Stoler gets right to the point in her book with these first three sentences: “This book is about the force of writing and the feel of documents, about lettered governance and written traces [of?] colonial lives. It is about commitments to paper, and the political and personal work that such inscriptions perform. No least, it is about colonial archives as sites of the expectant and conjured – about dreams of comforting futures and forebodings of future failures” (p. 1). Using the 19th century Netherlands Indies and its extensive archives, Stoler provides the anthropologist’s view of colonial archives, through the sometimes-heavy jargon of that discipline, which gives a variety of insights into the nature of archives in general. Stoler’s book represents something of what I anticipate as a great flood of books about archives from other disciplines that not only examine in detail the records themselves but also even consider what archivists have had to say about the topic. Although Stoler’s commentary drawn from the work of archivists is meager (and hardly worth more mention than this), Along the Archival Grain is a book working archivists, archival educators and scholars, and archival students need to read.
As one expects from this discipline’s vantage, it is difficult to summarize all the aspects of Stoler’s complex descriptions of records and recordkeeping. Suffice it to say, that a reading of her book provides a rich and complicated assessment of what archival sources represent.

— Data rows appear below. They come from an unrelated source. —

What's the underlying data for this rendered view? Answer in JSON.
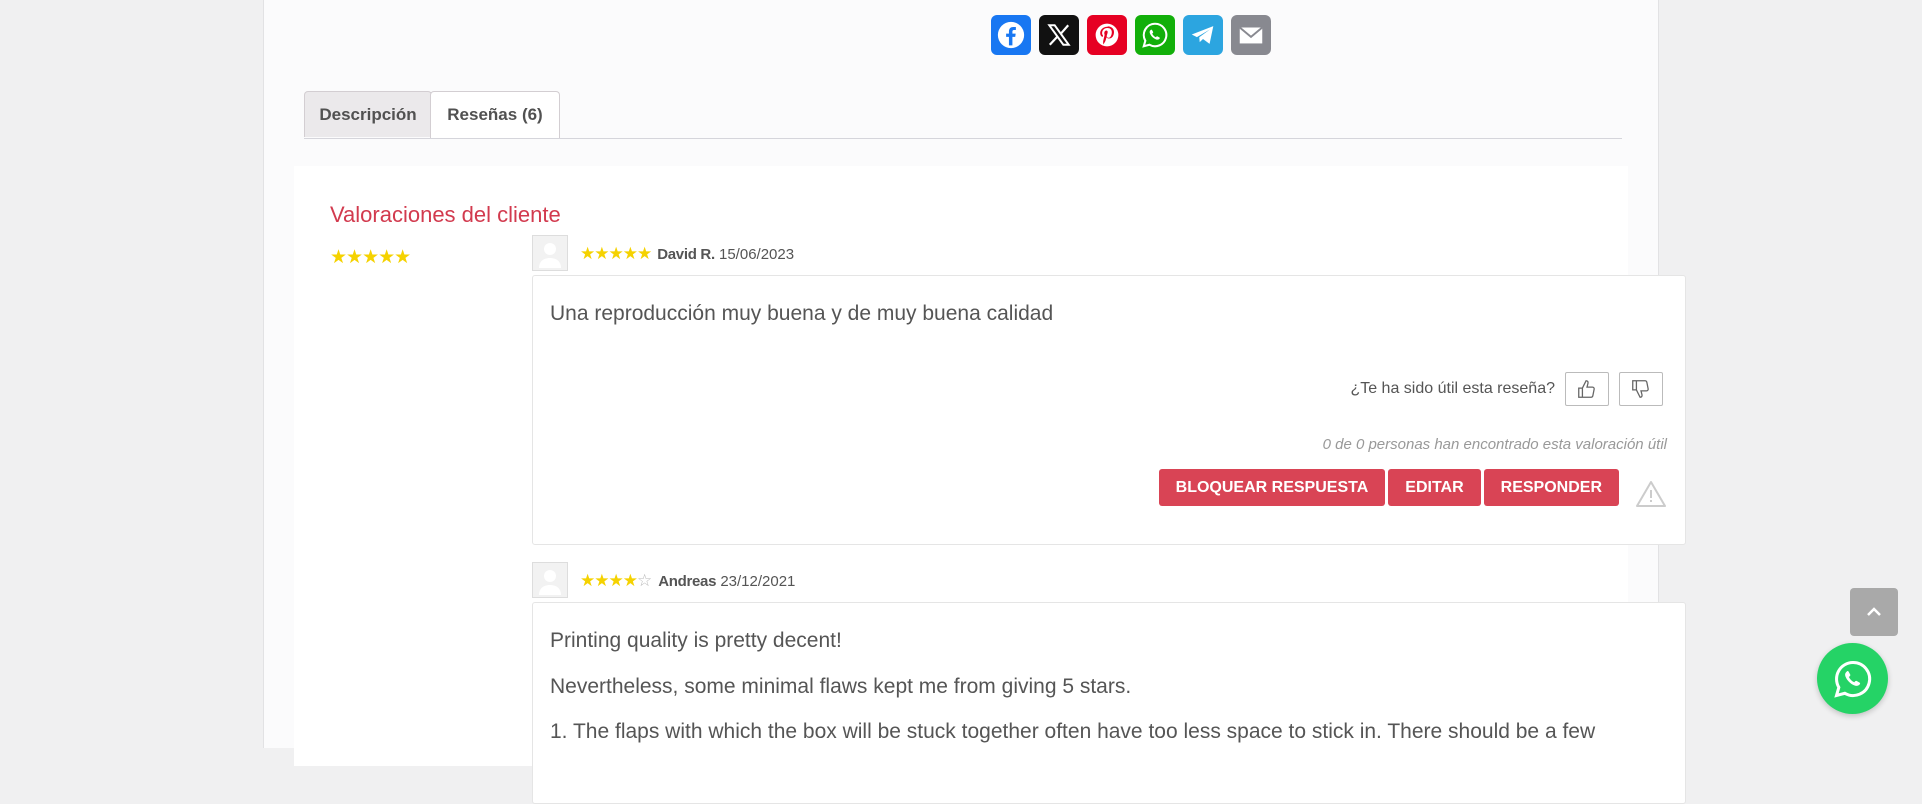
{
  "share": {
    "buttons": [
      {
        "name": "facebook",
        "icon": "facebook-icon",
        "color": "#1877f2"
      },
      {
        "name": "x",
        "icon": "x-icon",
        "color": "#111111"
      },
      {
        "name": "pinterest",
        "icon": "pinterest-icon",
        "color": "#e60023"
      },
      {
        "name": "whatsapp",
        "icon": "whatsapp-icon",
        "color": "#12af0a"
      },
      {
        "name": "telegram",
        "icon": "telegram-icon",
        "color": "#2ca5e0"
      },
      {
        "name": "email",
        "icon": "email-icon",
        "color": "#888990"
      }
    ]
  },
  "tabs": {
    "description": "Descripción",
    "reviews": "Reseñas (6)"
  },
  "reviews_section": {
    "title": "Valoraciones del cliente",
    "overall_rating": 5,
    "stars_overall": "★★★★★"
  },
  "reviews": [
    {
      "rating": 5,
      "stars": "★★★★★",
      "author": "David R.",
      "date": "15/06/2023",
      "text": "Una reproducción muy buena y de muy buena calidad",
      "helpful_question": "¿Te ha sido útil esta reseña?",
      "helpful_count": "0 de 0 personas han encontrado esta valoración útil",
      "actions": [
        "BLOQUEAR RESPUESTA",
        "EDITAR",
        "RESPONDER"
      ]
    },
    {
      "rating": 4,
      "stars": "★★★★",
      "stars_empty": "☆",
      "author": "Andreas",
      "date": "23/12/2021",
      "paragraphs": [
        "Printing quality is pretty decent!",
        "Nevertheless, some minimal flaws kept me from giving 5 stars.",
        "1. The flaps with which the box will be stuck together often have too less space to stick in. There should be a few"
      ]
    }
  ],
  "colors": {
    "accent": "#d94455",
    "title": "#d23a4e",
    "star": "#f5d200",
    "whatsapp": "#25d366"
  }
}
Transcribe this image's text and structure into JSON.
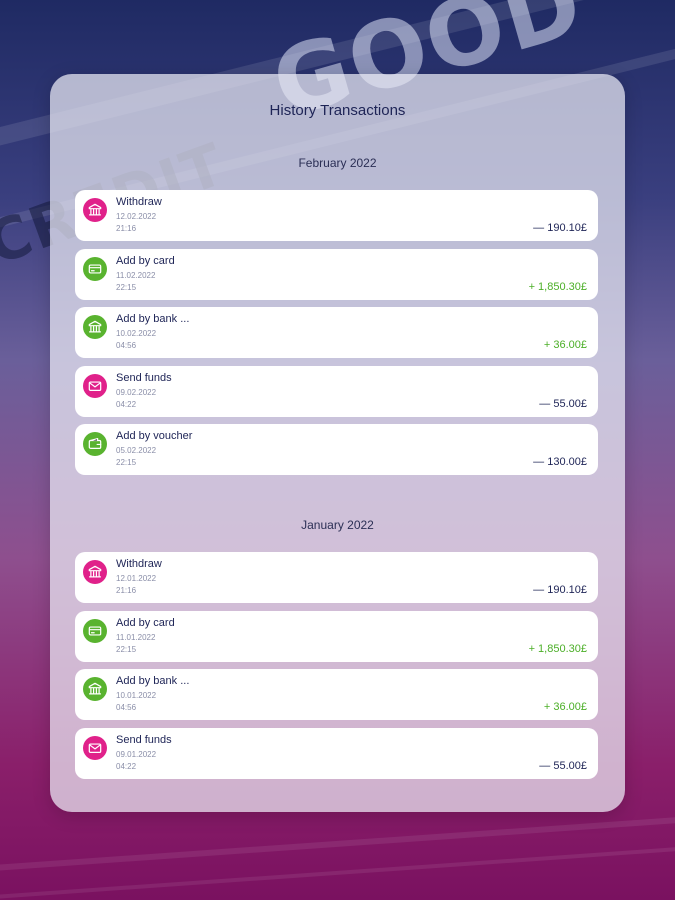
{
  "colors": {
    "withdraw": "#e0218a",
    "deposit": "#59b32f",
    "positive": "#4caf28",
    "text": "#1e2456"
  },
  "background_text": {
    "word1": "GOOD",
    "word2": "CREDIT"
  },
  "title": "History Transactions",
  "months": [
    {
      "label": "February 2022",
      "transactions": [
        {
          "icon": "bank-icon",
          "type": "pink",
          "name": "Withdraw",
          "date": "12.02.2022",
          "time": "21:16",
          "amount": "— 190.10£",
          "positive": false
        },
        {
          "icon": "card-icon",
          "type": "green",
          "name": "Add by card",
          "date": "11.02.2022",
          "time": "22:15",
          "amount": "+ 1,850.30£",
          "positive": true
        },
        {
          "icon": "bank-icon",
          "type": "green",
          "name": "Add by bank ...",
          "date": "10.02.2022",
          "time": "04:56",
          "amount": "+ 36.00£",
          "positive": true
        },
        {
          "icon": "envelope-icon",
          "type": "pink",
          "name": "Send funds",
          "date": "09.02.2022",
          "time": "04:22",
          "amount": "— 55.00£",
          "positive": false
        },
        {
          "icon": "wallet-icon",
          "type": "green",
          "name": "Add by voucher",
          "date": "05.02.2022",
          "time": "22:15",
          "amount": "— 130.00£",
          "positive": false
        }
      ]
    },
    {
      "label": "January 2022",
      "transactions": [
        {
          "icon": "bank-icon",
          "type": "pink",
          "name": "Withdraw",
          "date": "12.01.2022",
          "time": "21:16",
          "amount": "— 190.10£",
          "positive": false
        },
        {
          "icon": "card-icon",
          "type": "green",
          "name": "Add by card",
          "date": "11.01.2022",
          "time": "22:15",
          "amount": "+ 1,850.30£",
          "positive": true
        },
        {
          "icon": "bank-icon",
          "type": "green",
          "name": "Add by bank ...",
          "date": "10.01.2022",
          "time": "04:56",
          "amount": "+ 36.00£",
          "positive": true
        },
        {
          "icon": "envelope-icon",
          "type": "pink",
          "name": "Send funds",
          "date": "09.01.2022",
          "time": "04:22",
          "amount": "— 55.00£",
          "positive": false
        }
      ]
    }
  ]
}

While many archivists acquire, describe, and provide access to their documents without much reflection about what the evidence and information in these sources promise, Stoler’s study reminds us that an archival document brings into play many issues of power, control, memory, forgery and fabrication, and other such aspects. Records are not just neutral testaments of evidence waiting to be mined by a researcher, but they fiction and fact, story and testimony, all rolled up into bureaucratic and societal conventions of recording and remembering. Stoler sees these that these “archives are not simply accounts of actions or records of what people thought happened. They are records of uncertainty and doubt in how people imagined they could and might make the rubrics of rule correspond to a changing imperial world” (p. 4). The records “register confused assessments, parenthetic doubts about what might count as evidence, the records of eyewitnesses with dubious credentials, dismissed rumors laced with pertinent truths, contradictory testimonies called upon and quickly discarded” (p. 23). In these records we find contests over power, efforts to find belonging and community, sentiment, explorations into faith, visions of the future, revisions of the past, and rumors shaped into facts. Stoler helps us see that an archival record is not just a flat piece of evidence waiting its rediscovery, but that it is a document full of nuance, depth, and breadth waiting its interpreter. She tries to persuade us to read against the grain of what the creators of these archives intended these records to serve, seeking to provide archivists and users of archives more insights into the nature and value of the evidence they give us. Her examination of colonial archives enables us to explore into a particularly valuable territory about the meaning of archives as documents, institutions, and memory repositories.
We also can read something of the present archival enterprise into how this older colonial archives functions (in effect, either there is much in common in all archival creation and work or, maybe even more telling, all archival effort is in a sense colonial in nature). As Stoler writes, “Kilometers of administrative archives called up massive buildings to house them. Government offices, filled with directors, assistant directors, scribes, and clerks, were made necessary by the proliferation of documents that passed, step by meticulous step, through the official ranks. Accumulations of paper and edifices of stone were both monuments to the asserted know-how of rule, artifacts of bureaucratic labor duly performed, artifices of a colonial state declared to be in efficient operation” (p. 2). This is an assessment of a 19th century colonial archives operation, but it may suggest something as well of what 21st century archivists do. It makes me wonder when the anthropologists will arrive at our doors to study our present activities. It calls up discussions and arguments with some students who are more focused on processes, credentials, practices, and artifacts than in mission and knowledge. It makes me wonder if I bring my own artifacts and artifices to the classroom and contribute to fairly mundane ways of understanding and managing archival evidence.
Scholarship such as Stoler’s pushes us to re-examine our conceptions about the purpose and nature of archival work. My own work of recent years, for example, stresses both evidence and accountability and the more complex elements of the cultural role of archives for memory and identity. How can I focus on the role of records for accountability if we understand the vagaries of records in terms of truth, power, and other purposes? It may be that the process of capturing records, rather than necessarily the veracity of the sources themselves, may be the more important role for achieving accountability. After all, how many times do we slip to the archives in order to hold someone or some organization accountable? However, the possibility of doing this may be more important than the actual need to do so. It is easier to understand, of course, how the layering of record after record achieves the means for personal identity and group memory.
This is an important book for anyone’s personal library on archives.